Filha de João, Bebel Gilberto, também residente em Nova York, aparece na categoria Melhor Álbum de Música Global. “Música global” veio substituir o genérico “world music”, termo que se tornou uma piada entre os músicos, claramente criado por quem não entendia nada do que estava ouvindo.

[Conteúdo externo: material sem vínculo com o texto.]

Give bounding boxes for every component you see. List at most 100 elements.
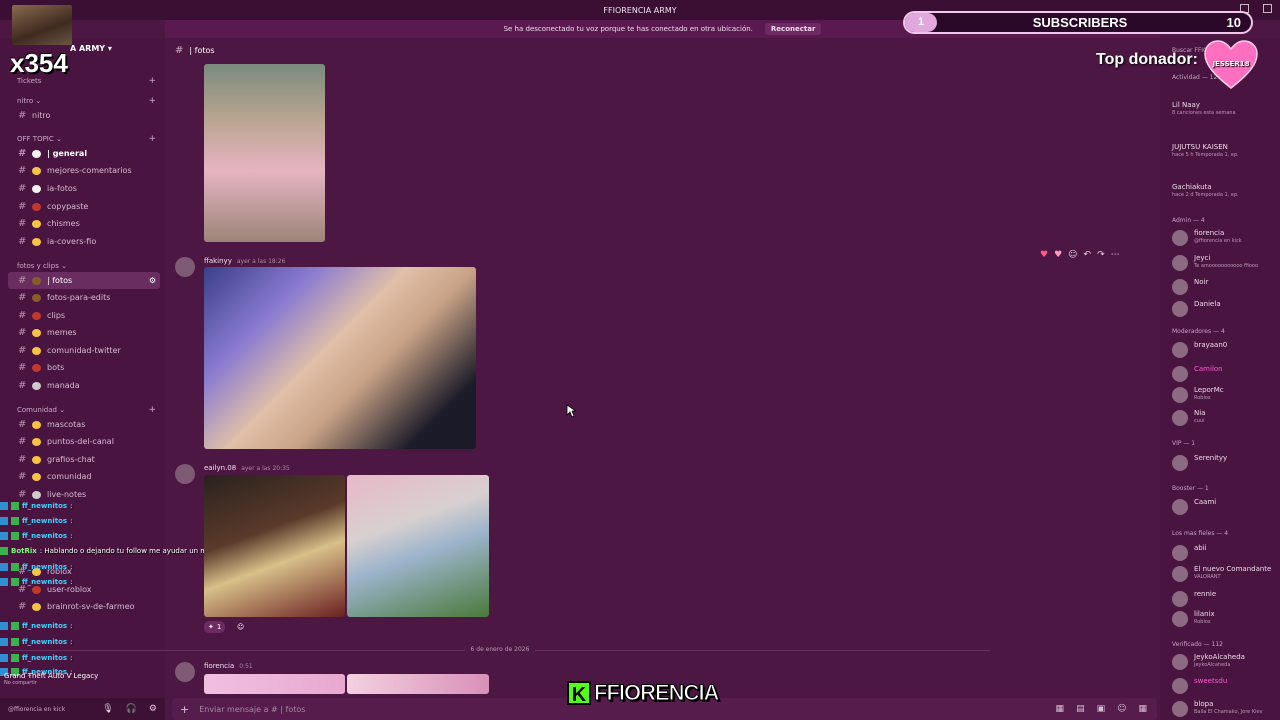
add-reaction-icon[interactable]: ☺ (233, 621, 248, 633)
category-comunidad[interactable]: Comunidad ⌄ + (0, 403, 165, 417)
member-item[interactable]: Noir (1172, 278, 1280, 295)
channel-brainrot[interactable]: # brainrot-sv-de-farmeo (8, 598, 160, 615)
message-author[interactable]: ffakinyy (204, 257, 232, 265)
member-item[interactable]: sweetsdu (1172, 677, 1280, 694)
member-item[interactable]: Serenityy (1172, 454, 1280, 471)
avatar (1172, 654, 1188, 670)
member-item[interactable]: brayaan0 (1172, 341, 1280, 358)
avatar[interactable] (175, 464, 195, 484)
category-off-topic[interactable]: OFF TOPIC ⌄ + (0, 132, 165, 146)
reply-icon[interactable]: ↶ (1084, 250, 1092, 260)
stream-chat-line: ff_newnitos: (0, 576, 72, 587)
sticker-icon[interactable]: ▣ (1097, 704, 1106, 714)
emoji-icon[interactable]: ☺ (1117, 704, 1126, 714)
member-item[interactable]: fiorencia @ffiorencia en kick (1172, 229, 1280, 246)
category-tickets[interactable]: Tickets + (0, 74, 165, 88)
add-channel-icon[interactable]: + (148, 76, 156, 86)
game-activity[interactable]: Grand Theft Auto V Legacy No compartir (0, 672, 165, 692)
channel-memes[interactable]: # memes (8, 324, 160, 341)
channel-emoji-icon (32, 202, 41, 211)
gear-icon[interactable]: ⚙ (149, 704, 157, 714)
server-name[interactable]: A ARMY ▾ (70, 44, 112, 53)
channel-grafios-chat[interactable]: # grafios-chat (8, 451, 160, 468)
message-image[interactable] (347, 674, 489, 694)
channel-puntos-del-canal[interactable]: # puntos-del-canal (8, 433, 160, 450)
channel-mejores-comentarios[interactable]: # mejores-comentarios (8, 162, 160, 179)
gif-icon[interactable]: ▤ (1076, 704, 1085, 714)
activity-item[interactable]: Gachiakuta hace 2 d Temporada 1, ep. (1172, 183, 1280, 199)
category-nitro[interactable]: nitro ⌄ + (0, 94, 165, 108)
message-image[interactable] (204, 475, 345, 617)
avatar[interactable] (175, 257, 195, 277)
reconnect-button[interactable]: Reconectar (764, 23, 822, 35)
channel-emoji-icon (32, 184, 41, 193)
user-handle: @ffiorencia en kick (8, 705, 66, 713)
category-fotos-y-clips[interactable]: fotos y clips ⌄ (0, 259, 165, 273)
avatar (1172, 678, 1188, 694)
stream-chat-line: BotRix: Hablando o dejando tu follow me … (0, 545, 227, 556)
member-item[interactable]: blopa Baila El Chamako, Jore Kiev (1172, 700, 1280, 717)
more-icon[interactable]: ⋯ (1111, 250, 1120, 260)
channel-ia-covers-fio[interactable]: # ia-covers-fio (8, 233, 160, 250)
message-author[interactable]: eailyn.08 (204, 464, 236, 472)
member-item[interactable]: Caami (1172, 498, 1280, 515)
settings-icon[interactable]: ⚙ (149, 276, 156, 285)
member-item[interactable]: LeporMc Roblox (1172, 386, 1280, 403)
member-item[interactable]: El nuevo Comandante VALORANT (1172, 565, 1280, 582)
stream-chat-line: ff_newnitos: (0, 515, 72, 526)
apps-icon[interactable]: ▦ (1138, 704, 1147, 714)
reaction-pill[interactable]: ✦ 1 (204, 621, 226, 633)
top-donor-label: Top donador: (1096, 51, 1198, 68)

Música global segue sendo tão descompromissado quanto música do mundo, mas é também onde são feitas as maiores viagens. Ouvir os colegas de sessão de Bebel Gilberto, mais do que ouvir a própria Bebel em estado de sonolência e torpor cantando em Agora, traz deleites e descobertas a quem mergulhar nos meandros do Grammy profundo. Ao lado de Agora, um disco de brasilidade chapada e futurista, estão os afrobeaters da banda norte-americana Antibalas, com Fu Chronicles; o rap afro-latino do nigeriano Burna Boy, com Twice as Tall; a indiana sitarista e cantora Anoushka Shankar, filha de Ravi e irmã de Norah Jones, com Love Letters; e os bluesmen do deserto do Saara, o sensacional grupo de blues do Mali chamado Tinariwen, com o álbum Amadjar. Chick Corea, no ano de sua morte, aparece indicado em suas categorias relacionadas ao jazz. Sua vitória não será apenas memorialística. As informações são do jornal O Estado de S. Paulo.